Las gestiones no fueron exitosas. El Gordo jamás obtuvo el dinero necesario
para retirar al animalito de marras del establo. “Entonces mi hermano Diego, el
Caballero del Mar, fue a Bullrich y anuló la compra”. Pero la historia de la
compra frustrada no terminó allí. Debido a la promesa no cumplida, la familia
Peralta Ramos veía acercarse la posibilidad de tener que enfrentar un juicio para
que la compra se concretara, o por lo menos para que se pagara algo de dinero
por el tiempo perdido.

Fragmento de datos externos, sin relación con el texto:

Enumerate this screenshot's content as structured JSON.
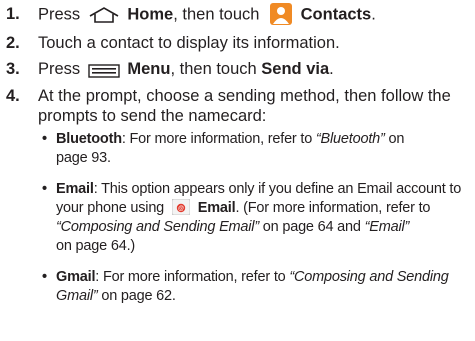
{
  "steps": [
    {
      "num": "1.",
      "press": "Press",
      "home": "Home",
      "then_touch": ", then touch",
      "contacts": "Contacts",
      "end": "."
    },
    {
      "num": "2.",
      "text": "Touch a contact to display its information."
    },
    {
      "num": "3.",
      "press": "Press",
      "menu": "Menu",
      "then_touch": ", then touch",
      "send_via": "Send via",
      "end": "."
    },
    {
      "num": "4.",
      "line1": "At the prompt, choose a sending method, then follow the",
      "line2": "prompts to send the namecard:"
    }
  ],
  "bullets": [
    {
      "term": "Bluetooth",
      "l1": ": For more information, refer to ",
      "ref1": "“Bluetooth”",
      "l1b": " on",
      "l2": "page 93."
    },
    {
      "term": "Email",
      "l1": ": This option appears only if you define an Email account to",
      "l2a": "your phone using",
      "l2term": "Email",
      "l2b": ". (For more information, refer to",
      "ref1": "“Composing and Sending Email”",
      "l3b": " on page 64 and ",
      "ref2": "“Email”",
      "l4": "on page 64.)"
    },
    {
      "term": "Gmail",
      "l1": ": For more information, refer to ",
      "ref1a": "“Composing and Sending",
      "ref1b": "Gmail”",
      "l2b": " on page 62."
    }
  ],
  "bullet_char": "•",
  "icons": [
    "home-icon",
    "contacts-icon",
    "menu-icon",
    "email-icon"
  ],
  "colors": {
    "text": "#231f20",
    "contacts_icon": "#f08a24",
    "email_icon": "#e23b2e"
  }
}
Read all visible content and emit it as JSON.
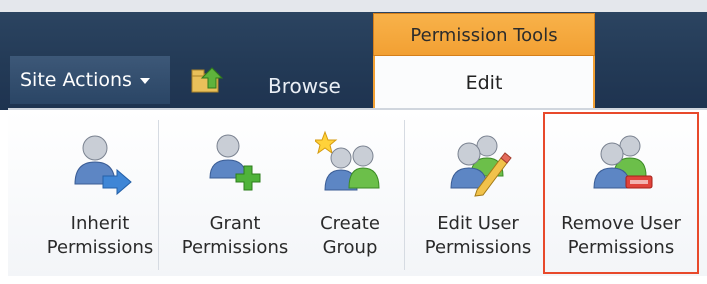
{
  "top_bar": {
    "site_actions_label": "Site Actions",
    "browse_tab_label": "Browse",
    "context_group_label": "Permission Tools",
    "edit_tab_label": "Edit"
  },
  "ribbon": {
    "buttons": [
      {
        "line1": "Inherit",
        "line2": "Permissions",
        "icon": "user-arrow-icon"
      },
      {
        "line1": "Grant",
        "line2": "Permissions",
        "icon": "user-add-icon"
      },
      {
        "line1": "Create",
        "line2": "Group",
        "icon": "group-create-icon"
      },
      {
        "line1": "Edit User",
        "line2": "Permissions",
        "icon": "users-edit-icon"
      },
      {
        "line1": "Remove User",
        "line2": "Permissions",
        "icon": "users-remove-icon"
      }
    ]
  },
  "colors": {
    "context_tab": "#f2a033",
    "highlight": "#e8492b",
    "header_dark": "#243b57"
  }
}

Federico, que ocupaba una de las cinco habitaciones de
servicio del departamento familiar a pesar de los cuartos de huéspedes siempre
vacíos, que tras la muerte de los padres se negó a mudarse a algún cuarto más
grande y cómodo porque allí lo “pusieron ellos”, que no desaprovechaba
oportunidades de recordar que “ellos, mis padres, lo entienden todo”, agachó la
cabeza y sus 28 años acataron el mandato paterno de anular la compra alegando
su demencia. Así fue como sus ojos azul cielo debieron resignarse a ser
iluminados sólo por la luz artificial de un instituto psiquiátrico durante los cuatro
meses de internación que alejarían los fantasmas de los litigios legales.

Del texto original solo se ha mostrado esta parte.